Rare diseases are not common as individual syndromes in themselves. Some of them affect only a handful of people worldwide. Others, such as Down syndrome, are more prevalent and affect thousands of people. Generally, in the US, a rare disease is one which affects less than 200,000 people.
However with 7000 currently diagnosed, and more being identified and named all the time, there are currently anywhere between 25 and 30 million Americans with a genetic syndrome. This doesn’t account for those who go undiagnosed, due to mild symptoms, wrong diagnosis, and just a lack of awareness about what a genetic disease might look like.
They may be uncommon, as patients of individual conditions, but collectively rare disease patients are not a small amount of people.
Often they are also called orphan diseases, or a zebra disease. This is because there is a lack of research into their causes and symptoms, and not much is generally understood about them. This can make them difficult to diagnose, and leave many patients stranded in what is known as a diagnostic odyssey.
But the more we understand about them, the more accurately we can diagnose them, and the more we understand about rare disease causes, the more we can empower individuals and families when it comes to their genetic health.
Greater rare disease awareness means ensuring that patients get the support and possible treatment they need, faster.

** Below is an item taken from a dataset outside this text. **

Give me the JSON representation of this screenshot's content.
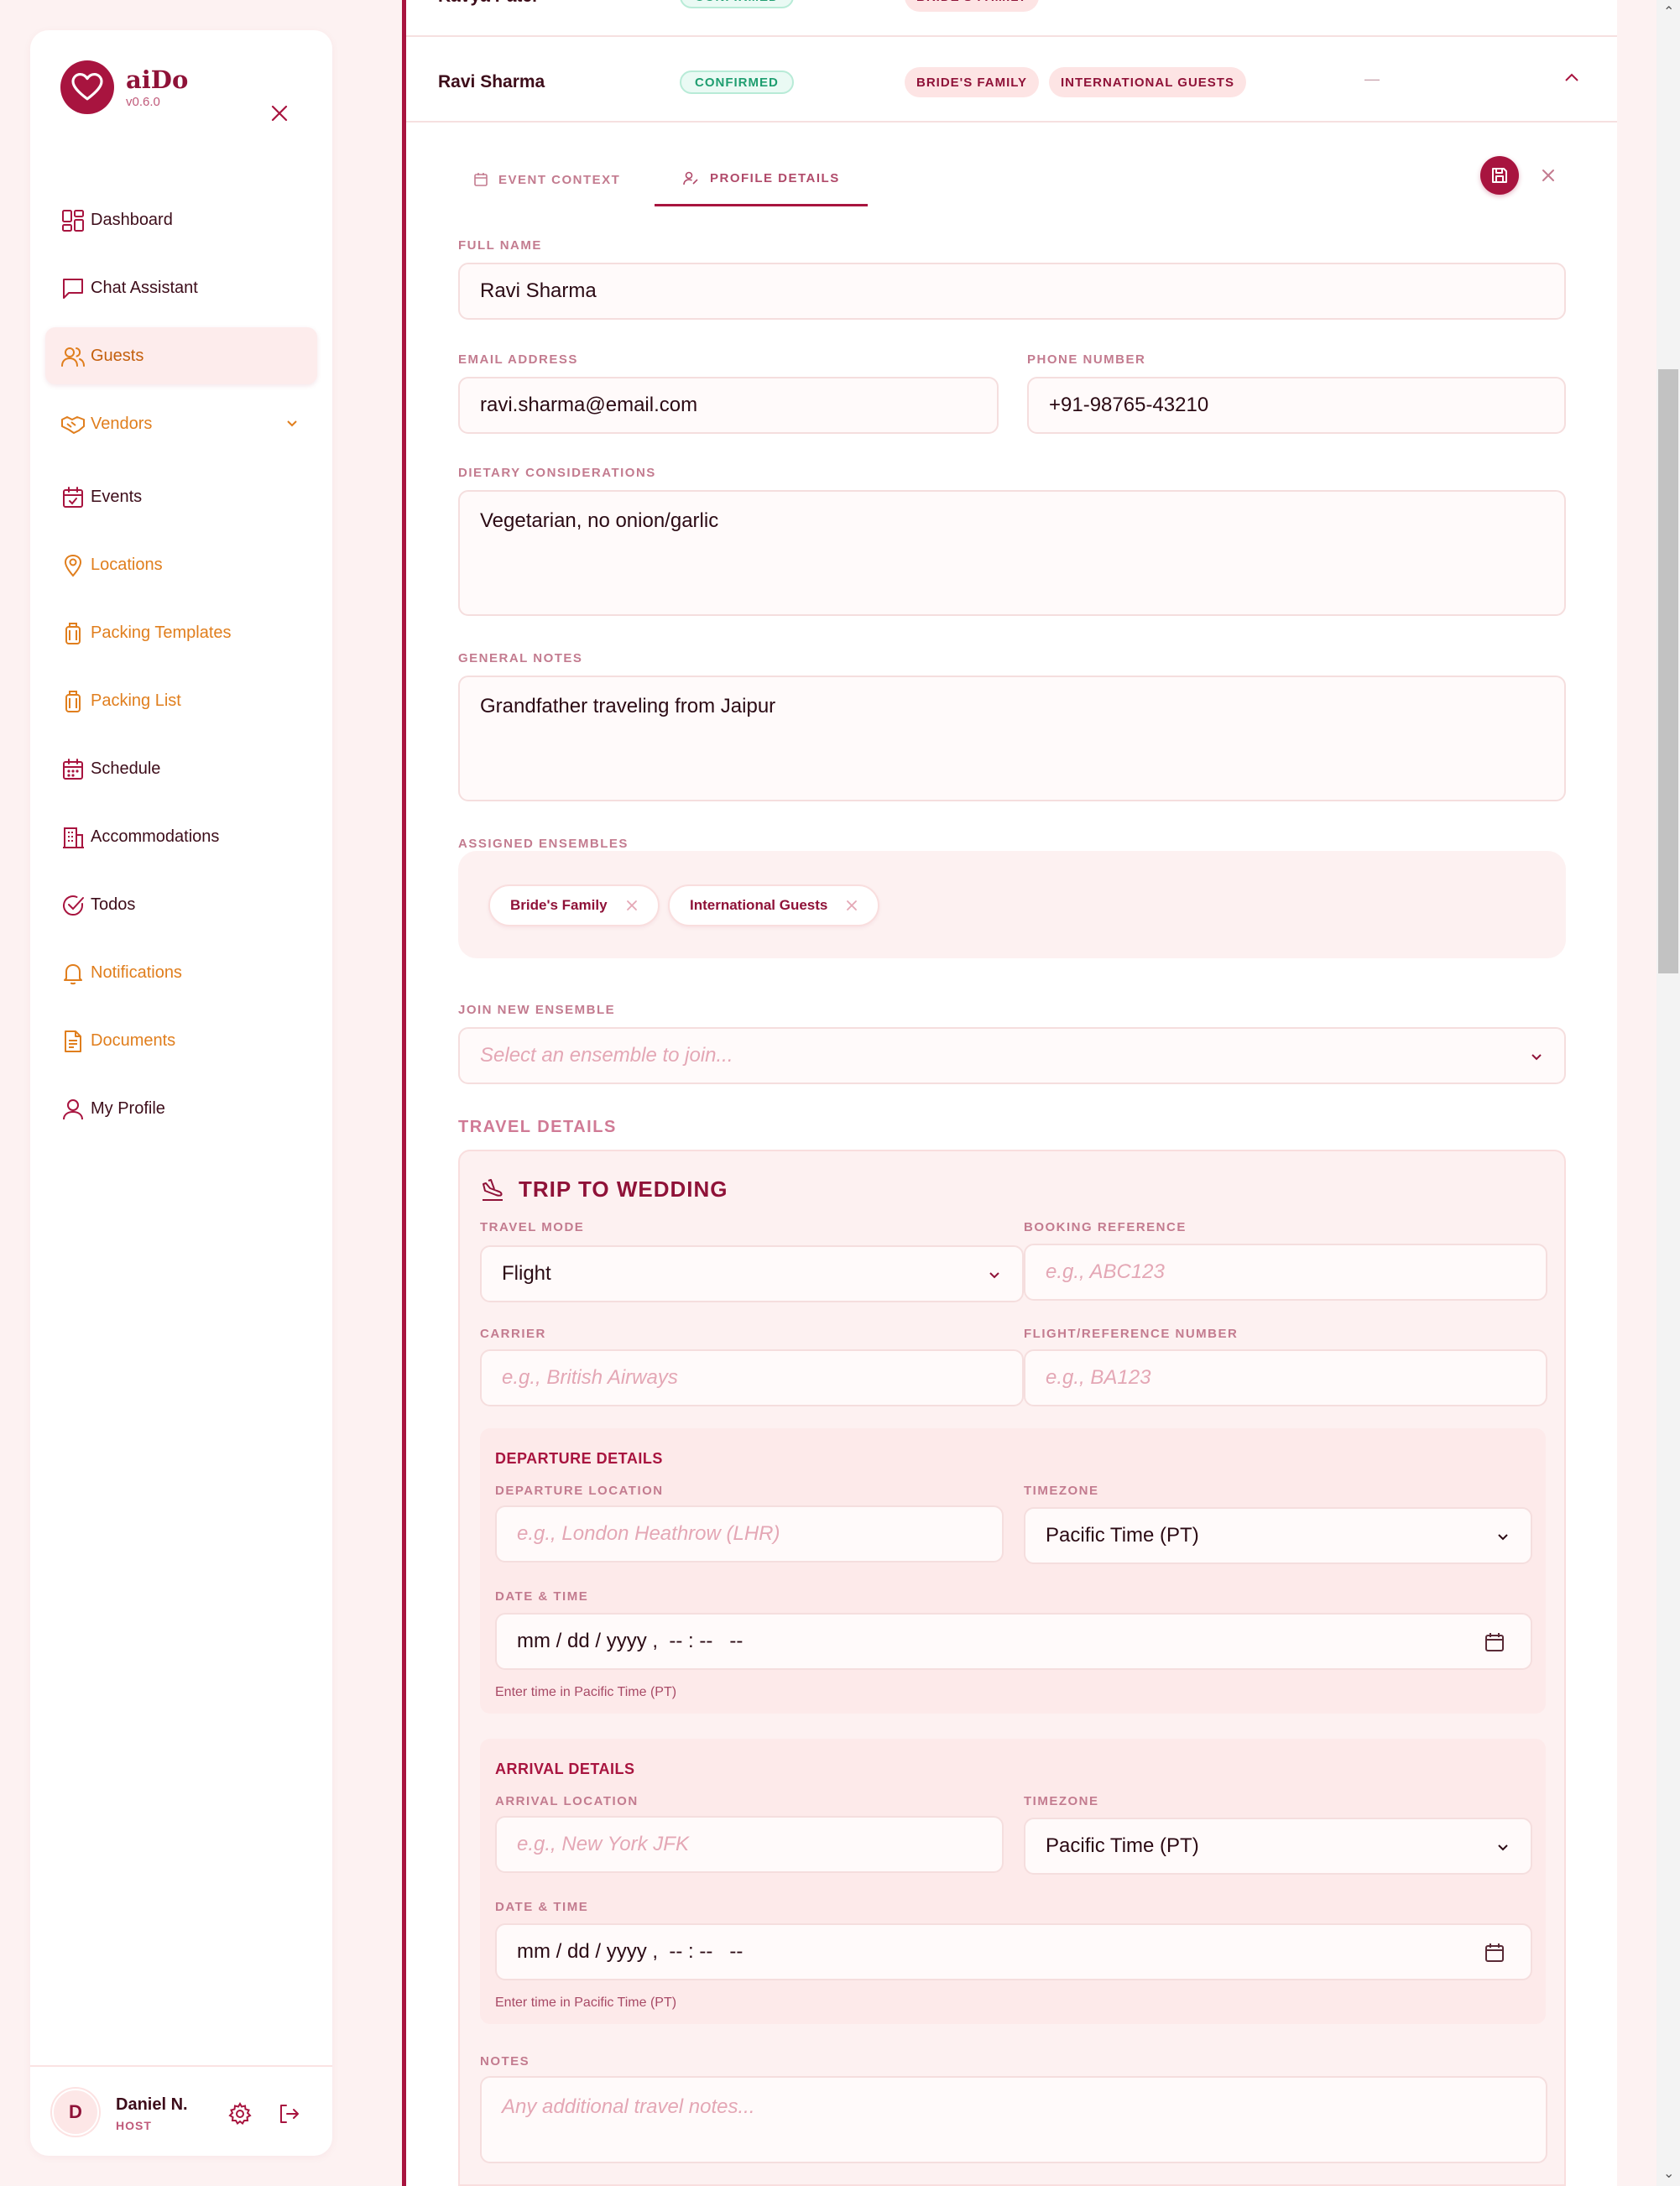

Sometimes the exact prevalence is unknown, as many people are undiagnosed or wrongly diagnosed, a common issue when it comes to genetic diagnosis. Ehlers Danlos syndrome, and the 13 known types of it, is one example of a condition that is commonly misdiagnosed, and for which it is believed there are possibly large numbers of undiagnosed affected individuals.
For some diseases, even an approximate estimation of their prevalence is as yet unknown. Syndromes with currently unknown prevalence include Warburg Micro syndrome, Urofacial syndrome, Temple syndrome, and Adams-Oliver syndrome.
Some are more prevalent in specific communities, or amongst specific ethnicities. This includes Tay-Sachs, which is more common in those with European Ashkenazi Jewish ancestry.
We break it down below –
|Rare Disease||Approximate prevalence|
|Turner syndrome||1 in 2,000|
|22q11.2 deletion syndrome||1 in 4-7,000|
|Angelman syndrome||1- 12-20,000|
|Joubert syndrome||1 in 20,000|
|Kabuki syndrome||1 in 30-80,000|
|Basal Cell Nevus syndrome||1 in 60,000|
|Silver-Russell syndrome||1 in 100,000|
There is still much to be learnt about rare diseases – both in terms of their causes and symptoms, and the more we increase this knowledge and understanding, the more we empower patients with an accurate genetic diagnosis, and the right support.